Narong, as stated many times in the previous posts, the problem was likely to be found (and according to you was) in "either the column or the injector". The column is part of the flow path and in your case it sounds like the column was contaminated, thus causing the problem (extra peaks). Columns are consumable items and one of the very first troubleshooting steps is to replace the column with an identical, new one. It sounds like you have been using many old and contaminated columns over the years. It is good practice to dedicate specific columns to specific samples or applications, not mix them (columns are cheap, your time and instrumentation are not). Label the column for the specific application and keep track of its' use in log book. Having dedicated columns (with spares as backups) are the norm today.
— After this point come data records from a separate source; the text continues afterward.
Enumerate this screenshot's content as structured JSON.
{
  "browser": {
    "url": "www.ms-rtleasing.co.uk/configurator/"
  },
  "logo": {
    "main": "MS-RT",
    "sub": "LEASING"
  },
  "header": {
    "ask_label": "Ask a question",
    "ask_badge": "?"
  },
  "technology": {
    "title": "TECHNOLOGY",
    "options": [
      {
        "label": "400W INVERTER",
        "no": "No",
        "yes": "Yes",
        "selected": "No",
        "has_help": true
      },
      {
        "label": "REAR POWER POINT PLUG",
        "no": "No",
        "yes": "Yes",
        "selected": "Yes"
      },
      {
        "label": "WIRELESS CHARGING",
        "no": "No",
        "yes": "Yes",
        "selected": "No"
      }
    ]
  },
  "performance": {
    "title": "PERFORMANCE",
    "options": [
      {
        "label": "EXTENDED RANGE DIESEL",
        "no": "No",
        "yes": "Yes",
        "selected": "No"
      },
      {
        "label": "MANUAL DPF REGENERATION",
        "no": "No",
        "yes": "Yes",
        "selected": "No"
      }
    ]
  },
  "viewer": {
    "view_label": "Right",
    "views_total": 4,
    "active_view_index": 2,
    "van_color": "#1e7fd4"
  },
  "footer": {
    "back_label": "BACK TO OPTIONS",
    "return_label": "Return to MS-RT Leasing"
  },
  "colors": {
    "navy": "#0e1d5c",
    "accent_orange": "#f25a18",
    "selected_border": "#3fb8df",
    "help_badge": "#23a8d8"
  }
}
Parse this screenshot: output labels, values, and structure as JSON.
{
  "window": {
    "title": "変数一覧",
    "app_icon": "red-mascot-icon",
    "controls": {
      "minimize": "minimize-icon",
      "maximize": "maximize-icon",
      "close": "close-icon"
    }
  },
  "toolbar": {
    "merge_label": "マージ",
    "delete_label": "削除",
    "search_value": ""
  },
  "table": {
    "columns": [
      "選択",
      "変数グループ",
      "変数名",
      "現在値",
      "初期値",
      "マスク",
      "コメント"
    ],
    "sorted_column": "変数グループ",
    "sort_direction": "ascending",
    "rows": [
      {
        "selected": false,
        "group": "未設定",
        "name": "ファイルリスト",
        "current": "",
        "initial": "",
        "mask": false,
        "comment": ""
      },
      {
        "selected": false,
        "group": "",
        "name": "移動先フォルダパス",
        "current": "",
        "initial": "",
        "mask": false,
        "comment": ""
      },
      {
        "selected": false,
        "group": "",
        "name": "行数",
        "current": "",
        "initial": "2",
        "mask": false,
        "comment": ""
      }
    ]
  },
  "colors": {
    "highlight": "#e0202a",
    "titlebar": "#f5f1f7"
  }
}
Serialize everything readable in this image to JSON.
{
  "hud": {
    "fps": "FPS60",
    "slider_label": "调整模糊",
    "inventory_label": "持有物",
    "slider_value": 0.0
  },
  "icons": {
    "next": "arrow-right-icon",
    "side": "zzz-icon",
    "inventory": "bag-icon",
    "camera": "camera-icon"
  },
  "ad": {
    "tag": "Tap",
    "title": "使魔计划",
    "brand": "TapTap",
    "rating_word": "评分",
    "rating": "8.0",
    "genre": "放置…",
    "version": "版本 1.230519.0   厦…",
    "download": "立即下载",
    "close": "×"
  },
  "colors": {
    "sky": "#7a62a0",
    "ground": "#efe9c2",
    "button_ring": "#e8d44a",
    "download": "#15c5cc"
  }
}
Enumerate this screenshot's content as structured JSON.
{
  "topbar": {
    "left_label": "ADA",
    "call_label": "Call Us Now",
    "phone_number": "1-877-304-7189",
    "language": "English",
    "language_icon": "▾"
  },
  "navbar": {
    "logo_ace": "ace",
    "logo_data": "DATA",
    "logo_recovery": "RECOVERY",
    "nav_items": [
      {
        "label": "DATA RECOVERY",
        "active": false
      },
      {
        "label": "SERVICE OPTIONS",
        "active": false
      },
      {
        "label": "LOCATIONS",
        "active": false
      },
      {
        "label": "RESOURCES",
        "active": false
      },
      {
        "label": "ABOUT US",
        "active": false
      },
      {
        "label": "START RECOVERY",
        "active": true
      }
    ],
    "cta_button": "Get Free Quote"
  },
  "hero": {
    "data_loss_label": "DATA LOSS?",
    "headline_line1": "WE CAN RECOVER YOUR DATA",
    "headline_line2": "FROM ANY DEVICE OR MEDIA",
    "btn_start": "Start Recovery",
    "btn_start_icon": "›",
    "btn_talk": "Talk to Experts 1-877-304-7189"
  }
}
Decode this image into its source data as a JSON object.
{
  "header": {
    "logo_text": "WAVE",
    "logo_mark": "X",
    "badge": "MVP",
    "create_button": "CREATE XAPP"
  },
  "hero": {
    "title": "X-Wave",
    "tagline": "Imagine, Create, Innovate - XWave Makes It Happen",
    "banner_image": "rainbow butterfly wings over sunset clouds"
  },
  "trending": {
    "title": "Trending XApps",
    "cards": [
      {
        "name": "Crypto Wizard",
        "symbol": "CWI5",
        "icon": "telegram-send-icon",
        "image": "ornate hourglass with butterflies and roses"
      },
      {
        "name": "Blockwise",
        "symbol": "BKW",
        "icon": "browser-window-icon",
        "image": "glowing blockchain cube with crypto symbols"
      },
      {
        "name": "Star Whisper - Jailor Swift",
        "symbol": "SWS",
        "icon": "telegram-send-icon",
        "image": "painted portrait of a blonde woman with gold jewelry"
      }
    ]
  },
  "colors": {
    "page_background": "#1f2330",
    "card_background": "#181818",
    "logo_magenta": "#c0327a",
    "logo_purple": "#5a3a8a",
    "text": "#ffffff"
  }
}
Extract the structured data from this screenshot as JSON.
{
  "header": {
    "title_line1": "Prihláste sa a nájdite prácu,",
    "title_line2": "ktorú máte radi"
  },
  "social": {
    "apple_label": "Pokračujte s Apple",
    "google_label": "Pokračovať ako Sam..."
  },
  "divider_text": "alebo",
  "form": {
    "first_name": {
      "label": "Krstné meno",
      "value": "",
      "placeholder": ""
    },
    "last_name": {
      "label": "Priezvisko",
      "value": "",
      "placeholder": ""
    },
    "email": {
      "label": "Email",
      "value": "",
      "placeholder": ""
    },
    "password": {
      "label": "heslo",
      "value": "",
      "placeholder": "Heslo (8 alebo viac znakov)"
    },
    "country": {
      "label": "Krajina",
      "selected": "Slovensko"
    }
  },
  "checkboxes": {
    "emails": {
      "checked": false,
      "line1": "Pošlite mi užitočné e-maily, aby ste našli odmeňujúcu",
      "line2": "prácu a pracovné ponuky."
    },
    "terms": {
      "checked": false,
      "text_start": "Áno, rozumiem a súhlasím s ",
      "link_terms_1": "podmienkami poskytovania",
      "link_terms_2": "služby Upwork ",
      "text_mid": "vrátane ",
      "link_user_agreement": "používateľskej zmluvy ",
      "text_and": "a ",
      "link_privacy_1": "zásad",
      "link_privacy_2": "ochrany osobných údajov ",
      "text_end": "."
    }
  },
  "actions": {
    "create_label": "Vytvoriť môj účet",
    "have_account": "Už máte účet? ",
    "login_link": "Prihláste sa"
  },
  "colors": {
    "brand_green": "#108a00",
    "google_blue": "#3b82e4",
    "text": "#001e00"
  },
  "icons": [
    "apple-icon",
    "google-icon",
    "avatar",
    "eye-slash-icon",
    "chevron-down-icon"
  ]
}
Once the column surface has become contaminated or chemistry changed (as in the case of fouling which does not wash off or when used with ion pairing agents), the column should not be relied upon for any important work. After all, the goal is to be able to reproduce each analysis so this is best accomplished with fresh columns, high quality methods, dedicated wash methods used after each analysis and of course regular instrument maintenance and operator training. Careful attention to these areas will insure minimal down-time and excellent, reproducible methods.

Good luck to you in your work and training.